4. What does the Lord tell Moses? See Exodus 6:1-8 (printed below)

Then Jehovah said to Moses, Now you shall see what I will do to Pharaoh; because of my strong hand he will let them go; indeed, because of my strong hand he will drive them out of his land. (2) God spoke to Moses and told him, I am Jehovah. (3) I appeared to Abraham, to Isaac, and to Jacob, as God Almighty, but I did not make myself known to them by my name Jehovah. (4) And I have also established my covenant with them to give them the land of Canaan, the land where they lived as sojourners. (5) Furthermore, I have heard the groaning of the children of Israel, whom the Egyptians are holding in bondage, and I have remembered my covenant. (6) Therefore, say to the children of Israel, I am Jehovah, and I will bring you out from under the burden of the Egyptians, and I will deliver you from their bondage. I will redeem you with an outstretched arm and with great judgments. (7) And I will take you to be my people and I will be your God. Then you will know that I am Jehovah your God, who brought you out from under the burden of the Egyptians. (8) I will bring you to the land that I swore to give to Abraham, to Isaac, and to Jacob, and I will give it to you as an inheritance. I am Jehovah. (Exodus 6:1-8)

God first promises Moses that He will employ His awesome power on behalf of His people and in opposition to the nation of Egypt (Exodus 6:1). In the days ahead Moses would witness all of nature rising up against Pharaoh, at the command of God, until the mighty Egyptian empire was brought to its knees in defeat. God furthermore assures Moses that He is Israel’s covenant God: “I am Jehovah” (6:2); “I have…established My covenant with them”(6:4); “I have remembered My covenant” (6:5); “I am Jehovah” (6:8). Because He is the covenant-keeping God, the Lord will act on their behalf and fulfill His promises to them (Exodus 6:6-8). Finally, the Lord promises that His people shall know that He is the Lord their God (Exodus 6:7). That is to say, we shall know with understanding and personal experience that He is the true and living God and that He is our God.

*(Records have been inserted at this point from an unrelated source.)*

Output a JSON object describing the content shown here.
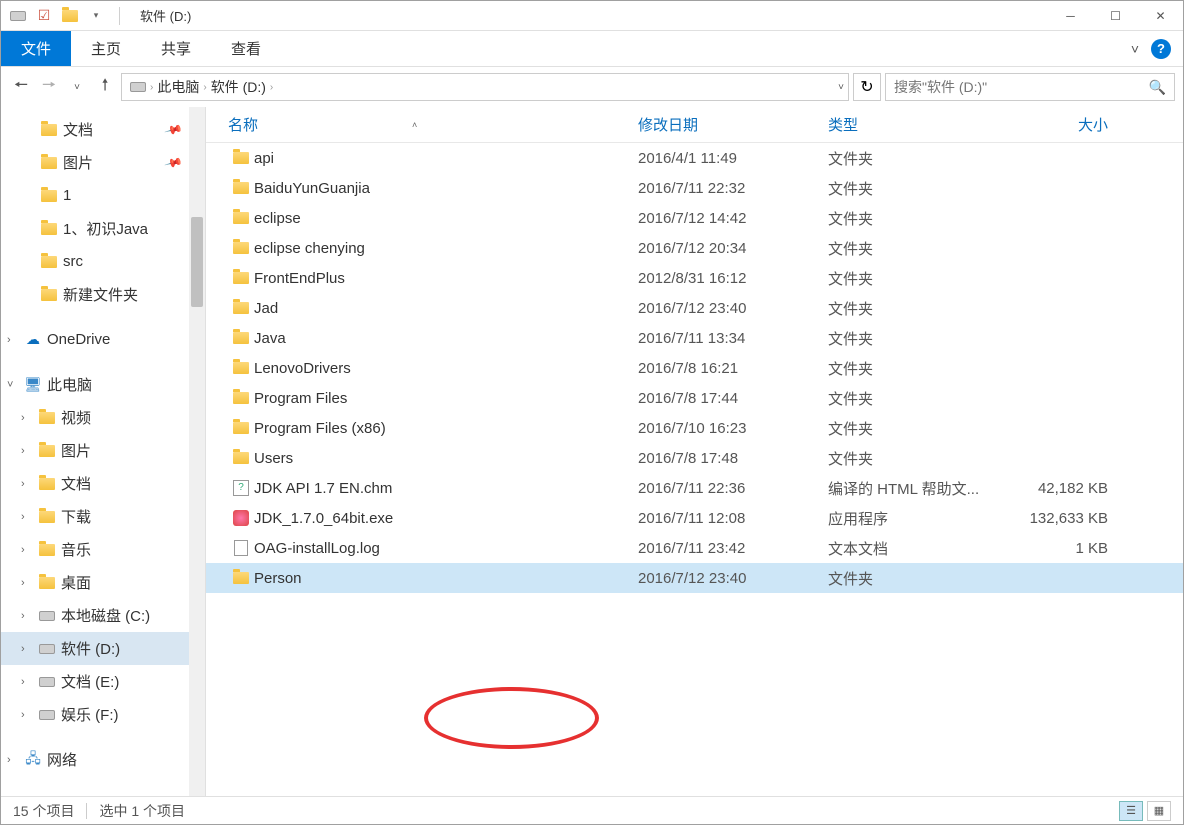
{
  "window": {
    "title": "软件 (D:)"
  },
  "ribbon": {
    "file": "文件",
    "tabs": [
      "主页",
      "共享",
      "查看"
    ]
  },
  "breadcrumbs": [
    "此电脑",
    "软件 (D:)"
  ],
  "search": {
    "placeholder": "搜索\"软件 (D:)\""
  },
  "sidebar": {
    "quick": [
      {
        "label": "文档",
        "pinned": true
      },
      {
        "label": "图片",
        "pinned": true
      },
      {
        "label": "1"
      },
      {
        "label": "1、初识Java"
      },
      {
        "label": "src"
      },
      {
        "label": "新建文件夹"
      }
    ],
    "onedrive": "OneDrive",
    "thispc": {
      "label": "此电脑",
      "children": [
        "视频",
        "图片",
        "文档",
        "下载",
        "音乐",
        "桌面",
        "本地磁盘 (C:)",
        "软件 (D:)",
        "文档 (E:)",
        "娱乐 (F:)"
      ]
    },
    "network": "网络"
  },
  "columns": {
    "name": "名称",
    "date": "修改日期",
    "type": "类型",
    "size": "大小"
  },
  "files": [
    {
      "name": "api",
      "date": "2016/4/1 11:49",
      "type": "文件夹",
      "size": "",
      "icon": "folder"
    },
    {
      "name": "BaiduYunGuanjia",
      "date": "2016/7/11 22:32",
      "type": "文件夹",
      "size": "",
      "icon": "folder"
    },
    {
      "name": "eclipse",
      "date": "2016/7/12 14:42",
      "type": "文件夹",
      "size": "",
      "icon": "folder"
    },
    {
      "name": "eclipse chenying",
      "date": "2016/7/12 20:34",
      "type": "文件夹",
      "size": "",
      "icon": "folder"
    },
    {
      "name": "FrontEndPlus",
      "date": "2012/8/31 16:12",
      "type": "文件夹",
      "size": "",
      "icon": "folder"
    },
    {
      "name": "Jad",
      "date": "2016/7/12 23:40",
      "type": "文件夹",
      "size": "",
      "icon": "folder"
    },
    {
      "name": "Java",
      "date": "2016/7/11 13:34",
      "type": "文件夹",
      "size": "",
      "icon": "folder"
    },
    {
      "name": "LenovoDrivers",
      "date": "2016/7/8 16:21",
      "type": "文件夹",
      "size": "",
      "icon": "folder"
    },
    {
      "name": "Program Files",
      "date": "2016/7/8 17:44",
      "type": "文件夹",
      "size": "",
      "icon": "folder"
    },
    {
      "name": "Program Files (x86)",
      "date": "2016/7/10 16:23",
      "type": "文件夹",
      "size": "",
      "icon": "folder"
    },
    {
      "name": "Users",
      "date": "2016/7/8 17:48",
      "type": "文件夹",
      "size": "",
      "icon": "folder"
    },
    {
      "name": "JDK API 1.7    EN.chm",
      "date": "2016/7/11 22:36",
      "type": "编译的 HTML 帮助文...",
      "size": "42,182 KB",
      "icon": "chm"
    },
    {
      "name": "JDK_1.7.0_64bit.exe",
      "date": "2016/7/11 12:08",
      "type": "应用程序",
      "size": "132,633 KB",
      "icon": "exe"
    },
    {
      "name": "OAG-installLog.log",
      "date": "2016/7/11 23:42",
      "type": "文本文档",
      "size": "1 KB",
      "icon": "log"
    },
    {
      "name": "Person",
      "date": "2016/7/12 23:40",
      "type": "文件夹",
      "size": "",
      "icon": "folder",
      "selected": true
    }
  ],
  "status": {
    "count": "15 个项目",
    "selection": "选中 1 个项目"
  }
}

5. When the people of Israel refuse to listen to Moses, what does the Lord do for him and Aaron? See Exodus 6:9-13 (printed below), especially verse 13.

So Moses spoke to the children of Israel, but they did not listen to Moses because of the anguish of their spirit and because of their cruel bondage. (10) Then Jehovah said to Moses, (11) Go in and tell Pharaoh king of Egypt to let the children of Israel depart from his land. (12) But Moses spoke in the presence of Jehovah, saying, See, the children of Israel have not listened to me; why then will Pharaoh listen to me? I am a man with “uncircumcised lips!” (13) Then Jehovah spoke to Moses and to Aaron and he gave them a charge concerning the children of Israel and concerning Pharaoh king of Egypt—a charge to bring the children of Israel out of the land of Egypt. (Exodus 6:9-13)

When Moses brings back to the people of Israel the message of assurance from God, they did not listen, “because of the anguish of their spirit and because of their cruel bondage” (Exodus 6:9). They were spiritually fatigued and overwhelmed by the oppression of their Egyptian overlords. The unbelief and spiritual lethargy of the people had an adverse effect on Moses. When the Lord instructs him to return to Pharaoh and demand the release of the people from their bondage, Moses raises the objection: If Israel will not listen to me, surely Pharaoh will not listen (Exodus 6:12). At this point the Lord re-commissioned Moses and Aaron, this time charging them with divine power and authority to accomplish His will and fulfill His purpose (Exodus 6:13).